# taz.de -- Wahl in Großbritannien: Johnson triumphiert, Corbyn geht
       
       > Die regierenden Konservativen räumen bei der Wahl ab. Labour rutscht auf
       > das schlechteste Ergebnis seit mehr als 80 Jahren.
       
 (IMG) Bild: Wahlsieger Boris Johnson mit verkleideten Unterstützern in seinem Wahlkreis Uxbridge und South Ruislip
       
       LONDON taz | Boris Johnson hat die [1][Wahlen in Großbritannien] gewonnen –
       mit einer größeren Mehrheit als zuletzt von sämtlichen Umfragen
       vorausgesagt.

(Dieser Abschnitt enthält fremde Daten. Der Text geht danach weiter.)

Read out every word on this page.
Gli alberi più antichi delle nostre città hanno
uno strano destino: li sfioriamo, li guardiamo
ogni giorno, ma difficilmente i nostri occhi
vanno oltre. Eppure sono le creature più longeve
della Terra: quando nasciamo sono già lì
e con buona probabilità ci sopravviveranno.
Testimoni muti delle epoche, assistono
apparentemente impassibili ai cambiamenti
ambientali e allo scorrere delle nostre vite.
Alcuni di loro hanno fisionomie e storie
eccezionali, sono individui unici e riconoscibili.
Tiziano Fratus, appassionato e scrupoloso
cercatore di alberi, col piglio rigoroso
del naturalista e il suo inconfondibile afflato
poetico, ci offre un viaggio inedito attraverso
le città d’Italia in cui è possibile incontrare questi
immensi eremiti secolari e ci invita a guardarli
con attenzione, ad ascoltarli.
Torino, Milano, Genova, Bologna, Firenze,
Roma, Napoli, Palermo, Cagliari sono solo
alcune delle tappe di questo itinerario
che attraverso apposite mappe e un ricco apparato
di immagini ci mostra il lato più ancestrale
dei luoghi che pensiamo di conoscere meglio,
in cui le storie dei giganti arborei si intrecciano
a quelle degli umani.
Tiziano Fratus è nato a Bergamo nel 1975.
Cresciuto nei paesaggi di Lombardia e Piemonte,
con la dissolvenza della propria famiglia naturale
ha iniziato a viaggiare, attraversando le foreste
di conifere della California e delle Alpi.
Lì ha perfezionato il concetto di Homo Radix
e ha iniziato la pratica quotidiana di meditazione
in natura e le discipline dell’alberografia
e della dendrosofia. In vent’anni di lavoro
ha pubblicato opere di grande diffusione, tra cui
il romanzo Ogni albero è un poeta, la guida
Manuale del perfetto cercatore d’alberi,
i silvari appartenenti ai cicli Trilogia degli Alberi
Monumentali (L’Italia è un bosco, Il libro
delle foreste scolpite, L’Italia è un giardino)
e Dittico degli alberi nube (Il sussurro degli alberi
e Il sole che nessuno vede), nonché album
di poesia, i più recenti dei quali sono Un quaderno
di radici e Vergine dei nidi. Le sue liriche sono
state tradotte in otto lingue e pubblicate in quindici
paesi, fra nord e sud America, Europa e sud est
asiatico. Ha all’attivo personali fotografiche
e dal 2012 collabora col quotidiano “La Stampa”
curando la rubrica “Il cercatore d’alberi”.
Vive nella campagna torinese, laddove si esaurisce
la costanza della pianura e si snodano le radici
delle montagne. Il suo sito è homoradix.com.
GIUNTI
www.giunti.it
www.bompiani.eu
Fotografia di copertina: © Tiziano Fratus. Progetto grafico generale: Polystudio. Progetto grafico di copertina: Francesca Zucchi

Am Freitagmorgen, nachdem fast alle der 650 Wahlkreise fertig
       ausgezählt waren, konnten die regierenden Konservativen mit 364 Sitzen
       rechnen, eine klare absolute Mehrheit und die größte seit 1987 unter
       Margaret Thatcher. Die Labour-Opposition dürfte auf 203 Sitze kommen – ihr
       schlechtestes Ergebnis seit 1935.
       
       In Prozentzahlen lagen die Konservativen bei über 45 Prozent, Labour bei
       rund 33 Prozent. Gegenüber den Wahlen 2017 haben die Konservativen
       voraussichtlich 46 Sitze und 3 Prozentpunkte zugelegt, während Labour 59
       Sitze und 7 Prozentpunkte verliert.
       
       „Ein mächtiges neues Mandat“ nannte das Premierminister Boris Johnson in
       der Wahlnacht in seinem Wahlkreis Uxbridge & Ruislip South am westlichen
       Rand von London, wo er entgegen den meisten Prognosen seine Mehrheit
       ausgebaut hatte. Er sprach von einer „historischen“ Wahl und einer
       „Gelegenheit, den demokratischen Willen des britischen Volkes zu
       respektieren“, also den Brexit zu vollenden und dann „dieses Land zum
       Besseren zu verändern“.
       
       Labour-Führer Jeremy Corbyn kündigte in seinem Londoner Wahlkreis Islington
       North, den er zum zehnten Mal hintereinander mit deutlicher Mehrheit
       gewann, seinen Rücktritt als Parteichef an, allerdings noch nicht sofort.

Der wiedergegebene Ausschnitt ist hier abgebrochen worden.